New research from the Intermediary Mortgage Lenders Association (IMLA) has found that brokers are encountering fewer difficulties when sourcing mortgages for clients than at any point since the introduction of the Mortgage Market Review (MMR) in April 2014.
30% of mortgage brokers reported that they encountered no problem sourcing a mortgage for any type of client in the second half of 2016 – up from 26% in the first half of the year, and double the rate recorded a year earlier in the first half of 2015 (15%). IMLA says this is a clear reflection of improving lending conditions, and a sign of the continually strengthening relationship between mortgage lenders and brokers.
Brokers also reported an uptick in successfully sourcing mortgages for a variety of different groups of borrowers. The rate of brokers who said they were unable to source a mortgage for first-time buyers fell from 29% in the first half of 2016 to 16% in the second half of the year, while the proportion who were unable to source a mortgage for standard status borrowers also fell from 26% to 15% over the same period.
Conditions were also reported to be softening for borrowers who sit outside of the mainstream mortgage market. The rate of brokers who were unable to secure a mortgage for borrowers who are self-employed or have irregular incomes fell from 50% in the first half of 2016 to 25% in the second half, while the rate for those unable to source mortgages for interest-only borrowers fell from 52% to 31%. Furthermore, there was also a substantial fall in the rate of brokers who were unable to source a mortgage for borrowers looking for mortgages lasting into retirement, which fell from 43% in the first half of the year to 29%.
The increase in brokers successfully sourcing mortgages for a greater proportion of clients is set against a backdrop of falling average mortgage rates. The Bank of England reported that the average two year-fixed rate mortgage at 75% loan-to-value (LTV) fell 45 basis points (bps) from 1.90% to 1.45% between December 2015 and December 2016 – enhancing consumers’ affordability.
Table: proportion of brokers unable to source a mortgage for different clients in preceding six months.

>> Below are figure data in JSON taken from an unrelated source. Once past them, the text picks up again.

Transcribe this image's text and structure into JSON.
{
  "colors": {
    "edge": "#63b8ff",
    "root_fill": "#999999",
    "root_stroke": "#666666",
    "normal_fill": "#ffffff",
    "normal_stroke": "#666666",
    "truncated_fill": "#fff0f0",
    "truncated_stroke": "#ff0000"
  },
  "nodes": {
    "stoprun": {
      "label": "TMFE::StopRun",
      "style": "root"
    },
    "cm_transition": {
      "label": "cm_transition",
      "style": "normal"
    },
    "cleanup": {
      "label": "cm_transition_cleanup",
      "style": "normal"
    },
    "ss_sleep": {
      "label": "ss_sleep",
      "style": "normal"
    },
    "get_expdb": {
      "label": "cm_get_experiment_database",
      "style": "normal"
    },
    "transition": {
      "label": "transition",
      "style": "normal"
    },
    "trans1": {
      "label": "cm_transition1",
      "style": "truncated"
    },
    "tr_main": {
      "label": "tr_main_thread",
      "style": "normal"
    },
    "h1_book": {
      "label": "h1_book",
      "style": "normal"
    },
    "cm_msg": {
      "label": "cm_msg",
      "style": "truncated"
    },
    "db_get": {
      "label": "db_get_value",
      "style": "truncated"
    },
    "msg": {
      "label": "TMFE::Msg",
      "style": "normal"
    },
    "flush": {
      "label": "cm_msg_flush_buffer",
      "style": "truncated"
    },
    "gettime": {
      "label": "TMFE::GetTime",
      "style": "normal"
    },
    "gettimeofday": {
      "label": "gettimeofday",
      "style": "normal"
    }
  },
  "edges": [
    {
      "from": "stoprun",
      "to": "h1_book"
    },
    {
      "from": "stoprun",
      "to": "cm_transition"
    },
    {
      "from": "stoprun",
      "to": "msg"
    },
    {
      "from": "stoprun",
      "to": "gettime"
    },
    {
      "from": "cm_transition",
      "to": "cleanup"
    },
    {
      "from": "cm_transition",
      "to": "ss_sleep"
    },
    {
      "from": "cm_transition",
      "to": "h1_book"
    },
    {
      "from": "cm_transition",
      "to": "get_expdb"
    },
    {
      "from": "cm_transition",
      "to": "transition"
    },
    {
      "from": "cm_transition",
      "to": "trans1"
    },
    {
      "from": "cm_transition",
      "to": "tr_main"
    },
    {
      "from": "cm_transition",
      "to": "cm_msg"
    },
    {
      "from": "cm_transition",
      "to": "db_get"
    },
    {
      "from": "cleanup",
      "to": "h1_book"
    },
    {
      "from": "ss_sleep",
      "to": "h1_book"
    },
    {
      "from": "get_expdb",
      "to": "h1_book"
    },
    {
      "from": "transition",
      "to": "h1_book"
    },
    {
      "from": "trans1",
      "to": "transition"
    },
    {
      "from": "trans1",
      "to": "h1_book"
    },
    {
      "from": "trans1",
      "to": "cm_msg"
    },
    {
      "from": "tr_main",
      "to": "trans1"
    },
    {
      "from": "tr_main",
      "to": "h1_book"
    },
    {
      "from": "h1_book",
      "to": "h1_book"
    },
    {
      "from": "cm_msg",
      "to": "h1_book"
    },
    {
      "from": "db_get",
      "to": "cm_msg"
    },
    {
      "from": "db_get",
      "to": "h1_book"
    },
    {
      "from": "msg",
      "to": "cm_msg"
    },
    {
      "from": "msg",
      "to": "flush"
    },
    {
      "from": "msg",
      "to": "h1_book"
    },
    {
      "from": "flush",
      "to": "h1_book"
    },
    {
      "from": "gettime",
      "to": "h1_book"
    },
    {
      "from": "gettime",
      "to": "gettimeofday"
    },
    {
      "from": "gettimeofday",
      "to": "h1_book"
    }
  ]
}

Feb 2015 | Jul 2015 | Feb 2016 | Jul 2016 | Feb 2017 | |
Standard status borrowers | 23% | 25% | 22% | 26% | 15% |
Near-prime borrowers | 26% | 22% | 21% | 28% | 18% |
Adverse credit borrowers | 54% | 49% | 46% | 54% | 46% |
Self-employed borrowers/borrowers with irregular incomes | 46% | 47% | 40% | 50% | 25% |
‘Lending into retirement’ borrowers | 50% | 51% | 43% | 43% | 29% |
Interest-only borrowers | 54% | 51% | 39% | 52% | 31% |
First-time buyers | 21% | 20% | 21% | 29% | 16% |
Buy-to-let borrowers | N/A | 22% | 22% | 33% | 34% |
No problem for any client in the last six months | 16% | 15% | 26% | 26% | 30% |
Peter Williams, IMLA’s executive director, said: “It is hugely encouraging to see a greater number of brokers are reporting that they are successfully arranging mortgages for a wide variety of clients. Over the past few years, regulations like the Mortgage Market Review (MMR) have raised the bar in terms of borrowers’ requirements, which some predicted would leave many borrowers locked out of the market. This new regulatory regime has made the intermediary channel more important than ever, and brokers are clearly doing a great job of helping people get a foot on the housing ladder.
“House prices have been growing faster than incomes over the past few years, which has challenged affordability. This issue has been particularly acute among first-time buyers, which means the fact that just 16% of brokers reported they were unable to source a mortgage for someone in this group over the six months is very positive news. Low mortgage rates have continued to support borrowers’ affordability by reducing monthly payments.”
According to IMLA’s research, both lenders and brokers alike viewed the remortgage market as having the best prospects for growth in 2017, followed by lending to first-time buyers. The remortgage market has grown considerably over the past year, with homeowners looking to tap into growing equity and to take advantage of the low rates available to them on the market. According to the CML’s latest data, homeowner remortgage activity increased by 22% in value (From £5.8bn to £7.1bn) and 21% in volume (from 33,200 customers to 40,300) in the 12 months to January 2016.
In terms of developments in mortgage availability for the remainder of 2017, lenders viewed borrowing-into-retirement as the segment of the market with the biggest prospects for growth, with a total of 83% of lenders anticipating that there would be greater availability of mortgage finance to such individuals. The area of the market chosen by brokers to have the greatest increase of availability over 2017 was lending to landlords using a limited company vehicle, with 65% envisaging growth potential.
Williams added: “The low rate environment is ideal for existing homeowners looking to switch onto a better mortgage deal, and it is no surprise that both lenders and brokers foresee significant increases in this part of the market. While mortgage rates look as though they might have bottomed out, any increases are likely to be minor and will still be conducive to remortgaging activity.
“It is also positive to see that lenders predict greater availability for customers looking to borrow into retirement. This part of the market has been underserved in recent years, and it is vital that this growing demographic has access to the mortgage market.”